Para el capitalismo (o liberalismo, como muchos también lo definen), los únicos balances válidos son los contables. Más allá de eso poco importa si la extracción intensiva de minerales, los desechos industriales vertidos en mares y ríos y la emanación descontrolada de dióxido y monóxido de carbono dañan el ecosistema y la salud de los seres humanos alrededor del planeta; además de otras desastrosas consecuencias sociales. Las megacorporaciones transnacionales, especialmente las financieras, están motivadas sólo por el logro ambicioso de grandes ganancias en el más corto plazo posible. No estará demás afirmar que las bases de tales ganancias son la plusvalía generada por los trabajadores asalariados (indistintamente de su nivel profesional o no) y la desposesión de territorios ocupados ancestralmente por pueblos originarios y campesinos, contando para ello con la complicidad de gobiernos corruptos y complacientes. Entre las últimas décadas del siglo pasado y las primeras décadas del siglo presente, las grandes compañías europeas y norteamericanas han obtenido beneficios económicos que superan con creces el presupuesto anual de varias naciones, lo que ha incrementado la brecha existente entre ricos y pobres, tanto en lo que respecta a clases sociales como a la división Norte-Sur.
En medio de esto, la guerra ha cumplido una función fundamental en el crecimiento y la vigencia del capitalismo. Ningún conflicto entre naciones, por muy justificado que parezca, está al margen de los intereses de los grandes consorcios que dominan el mercado capitalista. Son estos quienes están detrás de la carrera armamentista, generándoles pingües ganancias, armando por igual a gobiernos y grupos terroristas o irregulares, sin reparar en cuestiones éticas y morales. Además de esto, se benefician con la usurpación y explotación de los territorios que son escenarios de estas guerras, como sucedió con Iraq, Libia y algunas naciones africanas, ricas en recursos energéticos y minerales estratégicos; en muchas ocasiones, generadas por la industria ideológica a su servicio.
Las grandes corporaciones transnacionales tienen como objetivo regentar enclaves estratégicos en todo el mundo. Su pretensión de dominio absoluto contempla el monopolio de las nuevas tecnologías; de los flujos financieros; del acceso a los recursos naturales de cada continente; de los medios de comunicación, tradicionales y emergentes; y de las armas de destrucción masiva, las cuales son negadas al resto de los países, pero que se mantienen en manos de aquellos que sí han provocado guerras y destrucción para conservar su estatus imperial o hegemónico. Todo esto no sería, entonces, más que un totalitarismo global frente al cual cualquier derecho de los pueblos representaría una grave amenaza que tendría que ser erradicada, apelando a toda estrategia, sin importar la legalidad, la ética y la moral con que debiera actuarse. Al respecto, sobran los ejemplos. Ahora más cuando cuenta con un poder militar de alcance mundial, poseedora de adelantos tecnológicos que, salvo Rusia, China e Irán, no poseen las demás naciones: la OTAN. Además de la fuerza militar, se impone una extraterritorialidad de medidas que persiguen obligar a los gobiernos considerados hostiles o forajidos a ajustarse a sus intereses y a su concepción particular de «democracia».

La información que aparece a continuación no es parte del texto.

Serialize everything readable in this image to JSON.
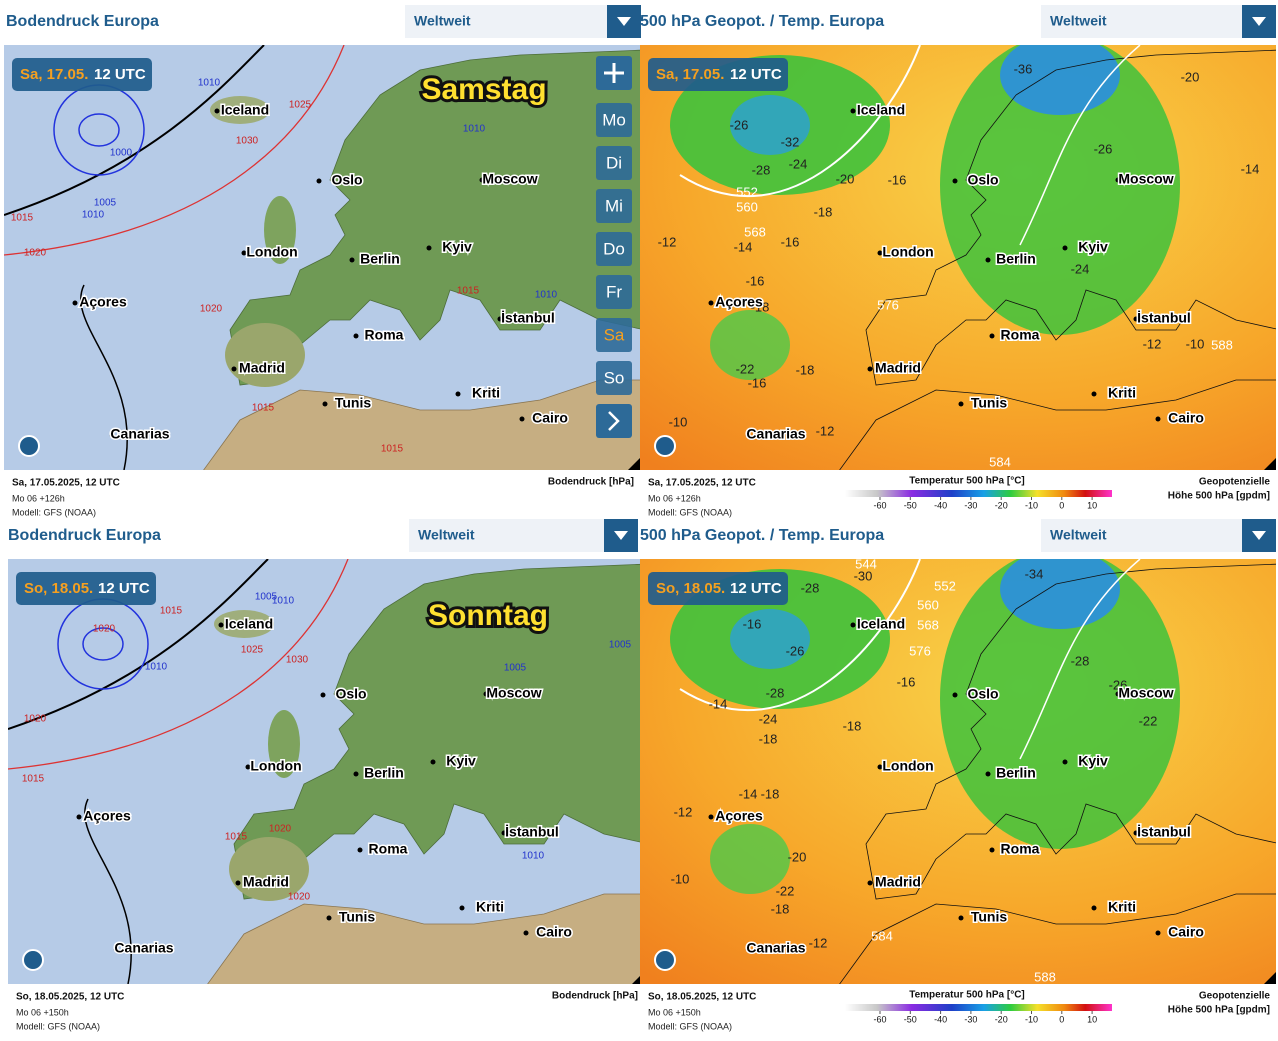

Ana Esther Ceceña, coordinadora del Observatorio Latinoamericano de Geopolítica, sostiene que, a pesar del nivel de guerra, opresión y de represión que se observa a escala global, surgen cada día nuevas y diversas formas de resistencia al capitalismo y su régimen disciplinador. «Es por esa obscena concentración de riqueza y poder que los desposeídos del mundo multiplican sus estrategias de escape y resistencia. Es decir, las condiciones actuales pueden ser percibidas como de guerra total contra la totalidad del mundo, pero simultáneamente como de insustentabilidad e ilegitimidad sistémica, de insubordinación». En tal contexto, la guerra es, actualmente, como lo fue en el siglo XX, uno de los soportes principales, de la economía globalizada. Ella garantiza que las grandes corporaciones transnacionales obtengan y conserven la acumulación y altos márgenes de ganancia, las posibilidades de inversión en cada nación y el necesario control de los mercados y materias primas; lo cual debe cuestionarse en todo momento, al margen de cualquier prejuicio o argumento que se esgrima para justificar sus acciones en contra de los pueblos del mundo.